Abey is an old friend who has kindly (though rather late) contributed this opinion piece.
When Shiv asked me to contribute my thoughts on Sustainability my first reaction was 'Oh cool. This is something interesting to write about. Plus it will earn me some good karma."
Notwithstanding the incentive of good karma, writing about it is proving to be tougher than it looked. After all 'sustainability' is a hot topic and worst case if I read up a few experts on the subject am sure I could regurgitate something quote intelligent unquote. The problem however is this. The more I think about it and the less I like it.
Sustainability is a crutch word. On it hangs the perceived absolution of many an environmental sin. On the one hand you have industry who hugs it as a quasi marketing tool. Its good to look green for customers and shareholders and there is also some obvious feel good factor that the industry leader will feel when signing off on a green initiative: "I am not a cut throat destroyer of the environment after all." Of course we will politely discount the unsaid: profit before environment.
On the other side you have the environmentalists: little puny stick insect figures who are usually squashed by rolling the juggernaut of destruction wearing the pleasing garb of good times, wealth, prosperity, Bacardi rum sips under cool equatorial coconut palms, and dressed in designer bodies.
In these caterpillar tracks of a consumption driven economy we talk sustainability.

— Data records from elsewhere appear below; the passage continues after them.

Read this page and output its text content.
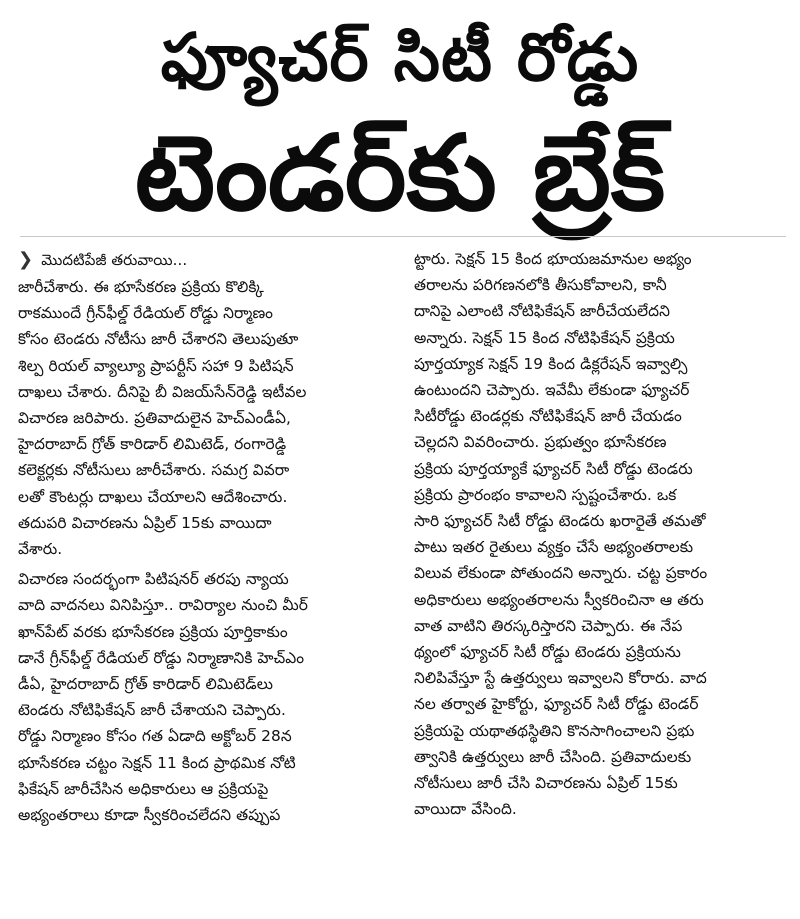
ఫ్యూచర్ సిటీ రోడ్డు
టెండర్‌కు బ్రేక్
❯ మొదటిపేజీ తరువాయి...

జారీచేశారు. ఈ భూసేకరణ ప్రక్రియ కొలిక్కి

రాకముందే గ్రీన్‌ఫీల్డ్ రేడియల్ రోడ్డు నిర్మాణం

కోసం టెండరు నోటీసు జారీ చేశారని తెలుపుతూ

శిల్ప రియల్ వ్యాల్యూ ప్రాపర్టీస్ సహా 9 పిటిషన్

దాఖలు చేశారు. దీనిపై బీ విజయ్‌సేన్‌రెడ్డి ఇటీవల

విచారణ జరిపారు. ప్రతివాదులైన హెచ్‌ఎండీఏ,

హైదరాబాద్ గ్రోత్ కారిడార్ లిమిటెడ్, రంగారెడ్డి

కలెక్టర్లకు నోటీసులు జారీచేశారు. సమగ్ర వివరా

లతో కౌంటర్లు దాఖలు చేయాలని ఆదేశించారు.

తదుపరి విచారణను ఏప్రిల్ 15కు వాయిదా

వేశారు.

విచారణ సందర్భంగా పిటిషనర్ తరపు న్యాయ

వాది వాదనలు వినిపిస్తూ.. రావిర్యాల నుంచి మీర్

ఖాన్‌పేట్ వరకు భూసేకరణ ప్రక్రియ పూర్తికాకుం

డానే గ్రీన్‌ఫీల్డ్ రేడియల్ రోడ్డు నిర్మాణానికి హెచ్‌ఎం

డీఏ, హైదరాబాద్ గ్రోత్ కారిడార్ లిమిటెడ్‌లు

టెండరు నోటిఫికేషన్ జారీ చేశాయని చెప్పారు.

రోడ్డు నిర్మాణం కోసం గత ఏడాది అక్టోబర్ 28న

భూసేకరణ చట్టం సెక్షన్ 11 కింద ప్రాథమిక నోటి

ఫికేషన్ జారీచేసిన అధికారులు ఆ ప్రక్రియపై

అభ్యంతరాలు కూడా స్వీకరించలేదని తప్పుప

ట్టారు. సెక్షన్ 15 కింద భూయజమానుల అభ్యం

తరాలను పరిగణనలోకి తీసుకోవాలని, కానీ

దానిపై ఎలాంటి నోటిఫికేషన్ జారీచేయలేదని

అన్నారు. సెక్షన్ 15 కింద నోటిఫికేషన్ ప్రక్రియ

పూర్తయ్యాక సెక్షన్ 19 కింద డిక్లరేషన్ ఇవ్వాల్సి

ఉంటుందని చెప్పారు. ఇవేమీ లేకుండా ఫ్యూచర్

సిటీరోడ్డు టెండర్లకు నోటిఫికేషన్ జారీ చేయడం

చెల్లదని వివరించారు. ప్రభుత్వం భూసేకరణ

ప్రక్రియ పూర్తయ్యాకే ఫ్యూచర్ సిటీ రోడ్డు టెండరు

ప్రక్రియ ప్రారంభం కావాలని స్పష్టంచేశారు. ఒక

సారి ఫ్యూచర్ సిటీ రోడ్డు టెండరు ఖరారైతే తమతో

పాటు ఇతర రైతులు వ్యక్తం చేసే అభ్యంతరాలకు

విలువ లేకుండా పోతుందని అన్నారు. చట్ట ప్రకారం

అధికారులు అభ్యంతరాలను స్వీకరించినా ఆ తరు

వాత వాటిని తిరస్కరిస్తారని చెప్పారు. ఈ నేప

థ్యంలో ఫ్యూచర్ సిటీ రోడ్డు టెండరు ప్రక్రియను

నిలిపివేస్తూ స్టే ఉత్తర్వులు ఇవ్వాలని కోరారు. వాద

నల తర్వాత హైకోర్టు, ఫ్యూచర్ సిటీ రోడ్డు టెండర్

ప్రక్రియపై యథాతథస్థితిని కొనసాగించాలని ప్రభు

త్వానికి ఉత్తర్వులు జారీ చేసింది. ప్రతివాదులకు

నోటీసులు జారీ చేసి విచారణను ఏప్రిల్ 15కు

వాయిదా వేసింది.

And it is just that. Talk where everyone is complicit. Even if you are reusing your plastic bags, all you've done is put up a personal shrine to your belief in the sanctity of the environment. Not that such shrines are not valuable. Individually they contribute to modifying the collective consciousness which will eventually bring about the change.

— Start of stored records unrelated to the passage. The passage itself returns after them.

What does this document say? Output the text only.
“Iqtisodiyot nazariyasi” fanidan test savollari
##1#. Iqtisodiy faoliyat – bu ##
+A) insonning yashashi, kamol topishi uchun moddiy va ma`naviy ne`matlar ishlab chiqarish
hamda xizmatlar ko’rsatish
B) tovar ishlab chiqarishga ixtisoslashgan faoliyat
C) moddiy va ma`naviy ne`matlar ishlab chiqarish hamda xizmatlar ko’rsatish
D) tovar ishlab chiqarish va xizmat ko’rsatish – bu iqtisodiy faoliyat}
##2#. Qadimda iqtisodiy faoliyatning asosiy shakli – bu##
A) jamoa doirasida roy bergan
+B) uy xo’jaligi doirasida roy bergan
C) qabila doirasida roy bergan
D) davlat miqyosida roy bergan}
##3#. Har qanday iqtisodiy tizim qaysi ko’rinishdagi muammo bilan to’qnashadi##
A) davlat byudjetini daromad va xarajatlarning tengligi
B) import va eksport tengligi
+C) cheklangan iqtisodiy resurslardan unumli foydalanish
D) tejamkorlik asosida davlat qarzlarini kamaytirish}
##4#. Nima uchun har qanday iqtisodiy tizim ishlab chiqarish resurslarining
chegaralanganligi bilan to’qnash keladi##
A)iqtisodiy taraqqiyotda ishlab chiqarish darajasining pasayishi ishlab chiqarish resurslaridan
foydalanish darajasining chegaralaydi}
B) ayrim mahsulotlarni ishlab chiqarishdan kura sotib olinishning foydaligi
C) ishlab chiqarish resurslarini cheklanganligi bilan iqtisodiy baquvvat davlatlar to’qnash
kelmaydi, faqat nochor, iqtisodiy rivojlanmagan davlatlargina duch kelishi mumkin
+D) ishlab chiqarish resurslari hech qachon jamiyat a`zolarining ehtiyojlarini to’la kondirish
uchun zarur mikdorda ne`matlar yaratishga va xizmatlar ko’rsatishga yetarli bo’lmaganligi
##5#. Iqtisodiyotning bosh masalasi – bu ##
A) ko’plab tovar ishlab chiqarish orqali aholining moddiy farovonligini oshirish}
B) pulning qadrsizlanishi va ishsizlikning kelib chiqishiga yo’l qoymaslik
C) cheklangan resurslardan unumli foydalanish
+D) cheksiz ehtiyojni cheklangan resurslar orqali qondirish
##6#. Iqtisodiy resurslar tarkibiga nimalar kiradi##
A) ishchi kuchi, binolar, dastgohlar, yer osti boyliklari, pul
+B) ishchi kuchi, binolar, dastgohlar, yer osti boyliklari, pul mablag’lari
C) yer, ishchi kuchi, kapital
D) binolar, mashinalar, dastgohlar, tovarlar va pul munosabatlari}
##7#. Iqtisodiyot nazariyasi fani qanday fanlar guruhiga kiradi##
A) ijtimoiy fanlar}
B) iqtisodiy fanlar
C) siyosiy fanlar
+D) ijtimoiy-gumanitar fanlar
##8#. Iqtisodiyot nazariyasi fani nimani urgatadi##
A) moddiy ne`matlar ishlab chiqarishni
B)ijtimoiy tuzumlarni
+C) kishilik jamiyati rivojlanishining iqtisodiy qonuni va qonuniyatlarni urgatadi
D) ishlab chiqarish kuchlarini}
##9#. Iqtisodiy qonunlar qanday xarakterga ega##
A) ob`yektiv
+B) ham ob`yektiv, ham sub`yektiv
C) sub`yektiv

Meanwhile....Sustainability is a train of thought that is extraneous to any entrepreneurial discussion. It is a layered on activity usually driven by regulatory concerns or as is common in India by how un-bribe-able the enforcing officer or department is. This is not going to change unless there is a fundamental rethink on how we generate our wealth. Laws maybe tightened, departments and officers may become incorruptible, but as long as the underlying fundamental structure of wealth that is denoted by consumption and debt, remains unchanged, sustainaility will remain what it is: A cocktail dress that will make you feel good at the dinner convocation honoring environmental heroes.

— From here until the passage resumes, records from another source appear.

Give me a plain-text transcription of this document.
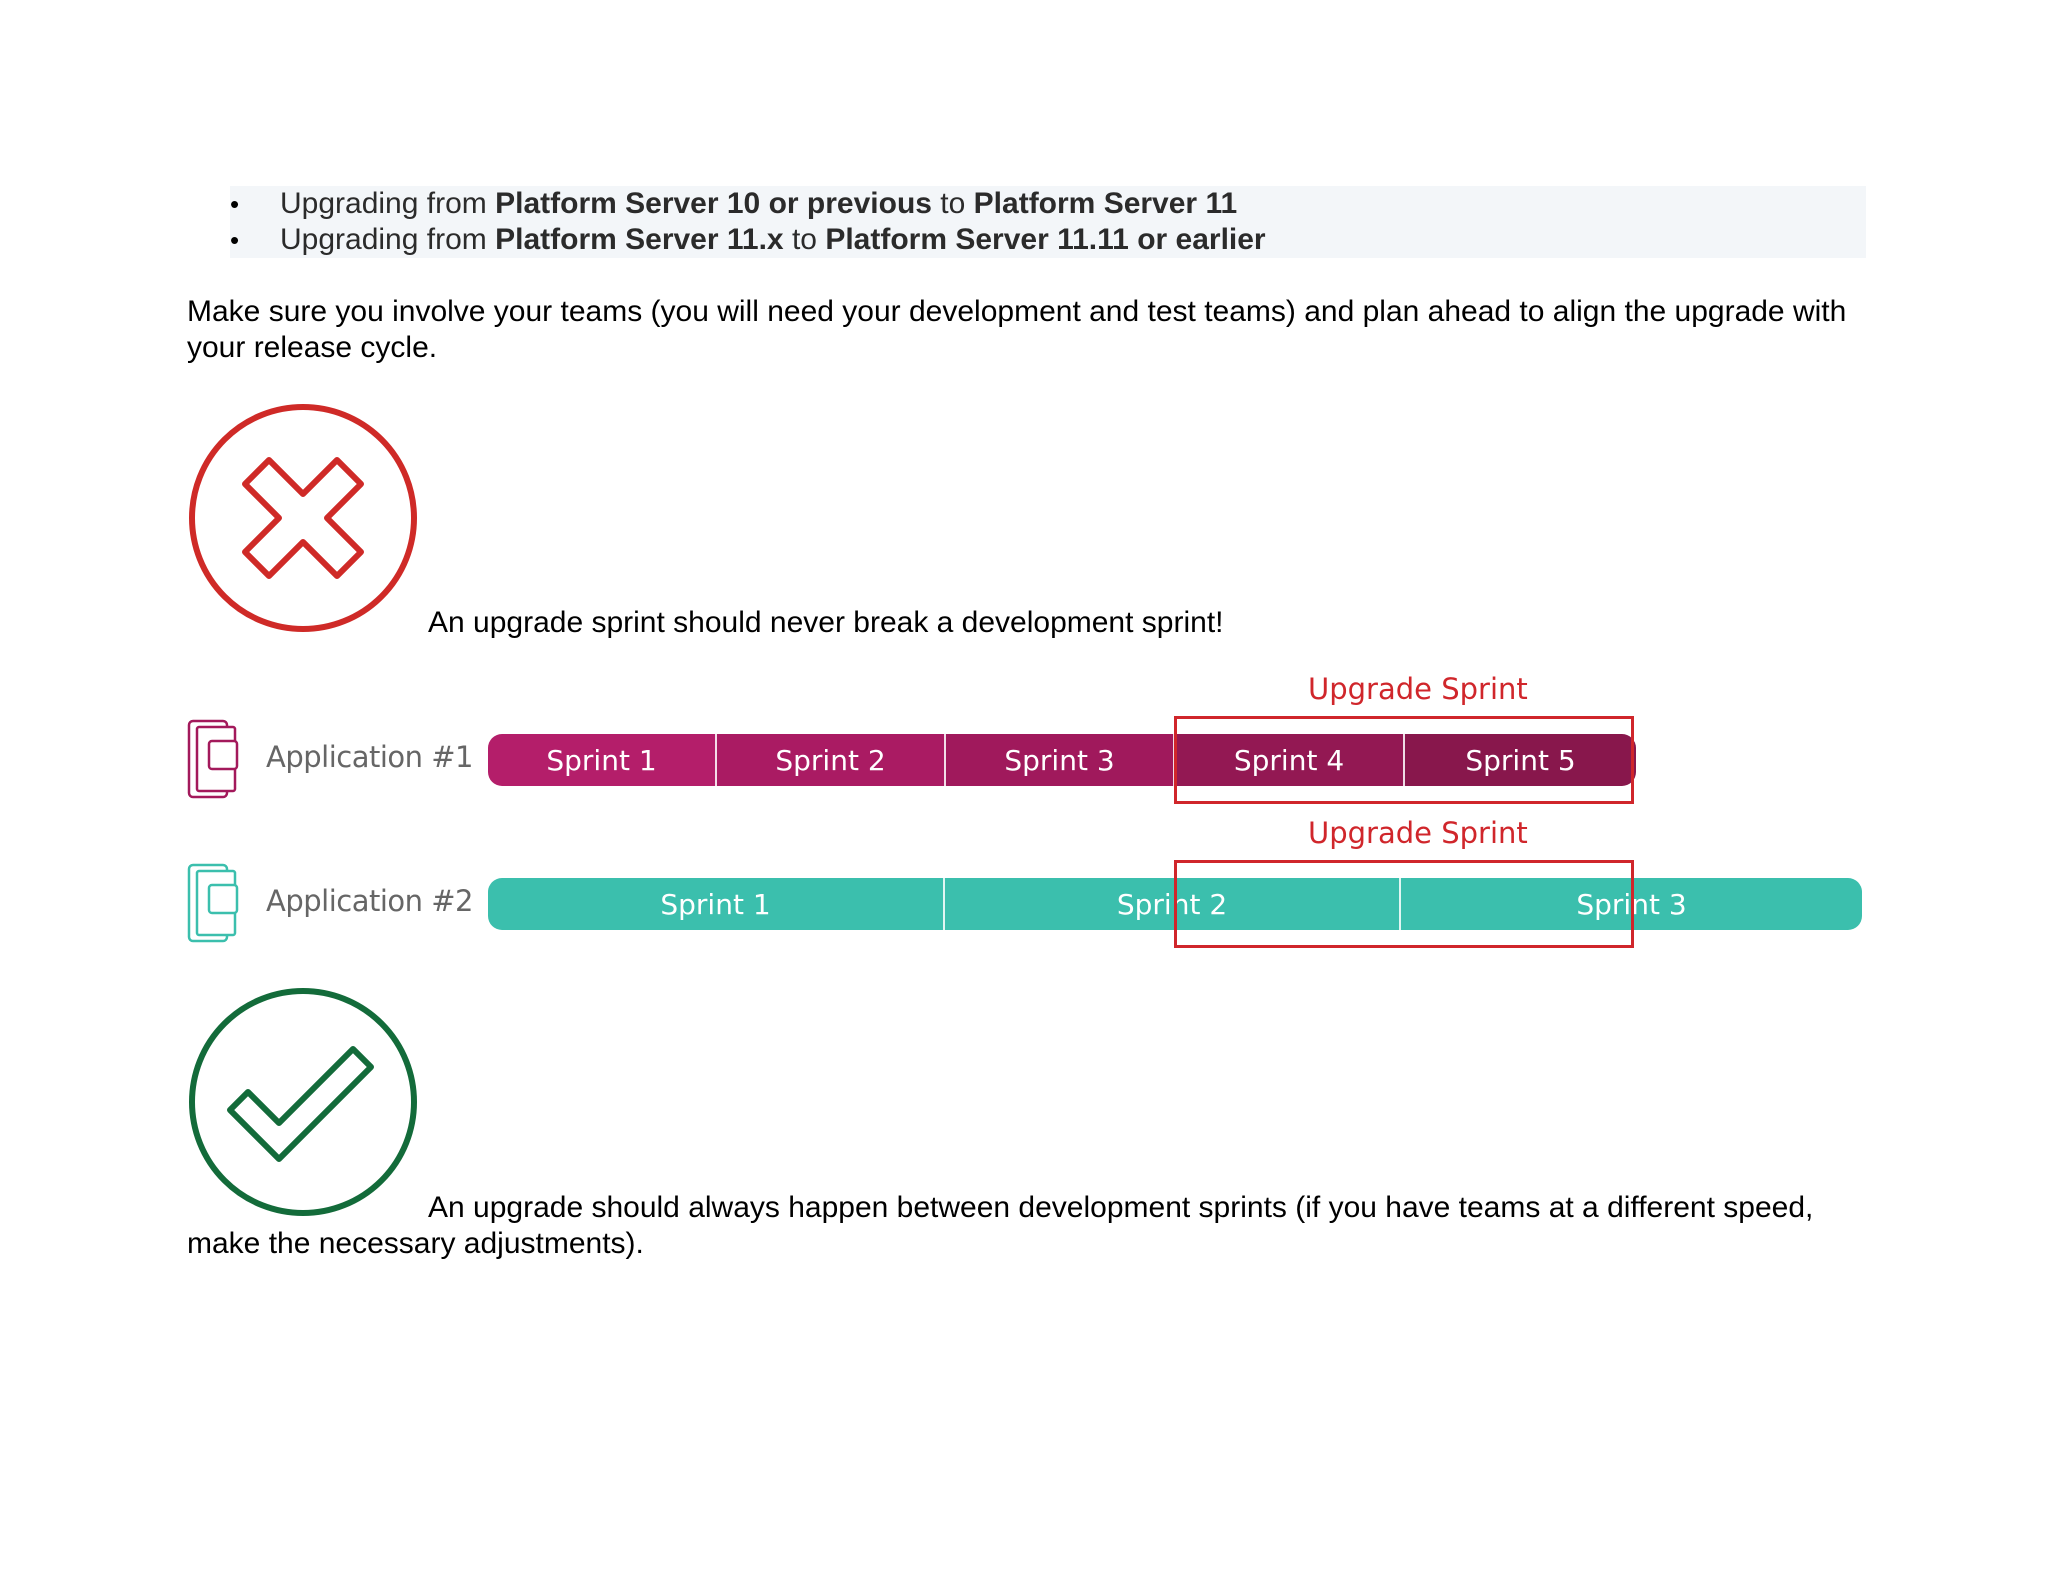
•	Upgrading from Platform Server 10 or previous to Platform Server 11
•	Upgrading from Platform Server 11.x to Platform Server 11.11 or earlier
Make sure you involve your teams (you will need your development and test teams) and plan ahead to align the upgrade with your release cycle.
An upgrade sprint should never break a development sprint!
Application #1	Sprint 1	Sprint 2	Sprint 3	Sprint 4	Sprint 5
Upgrade Sprint
Application #2	Sprint 1	Sprint 2	Sprint 3
Upgrade Sprint
An upgrade should always happen between development sprints (if you have teams at a different speed,
make the necessary adjustments).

Choka is right. True sustainability can only be achieved once it disappears from our vocabulary and becomes part of our culture's genetic heritage. And the ideal vehicle for such a transformation is when society is organized into self sufficient communities driven by consensus, engaging in deliberate thought as to the impact of our actions, and careful considered execution of enterprises that will bring in lasting and sustainable sustainability.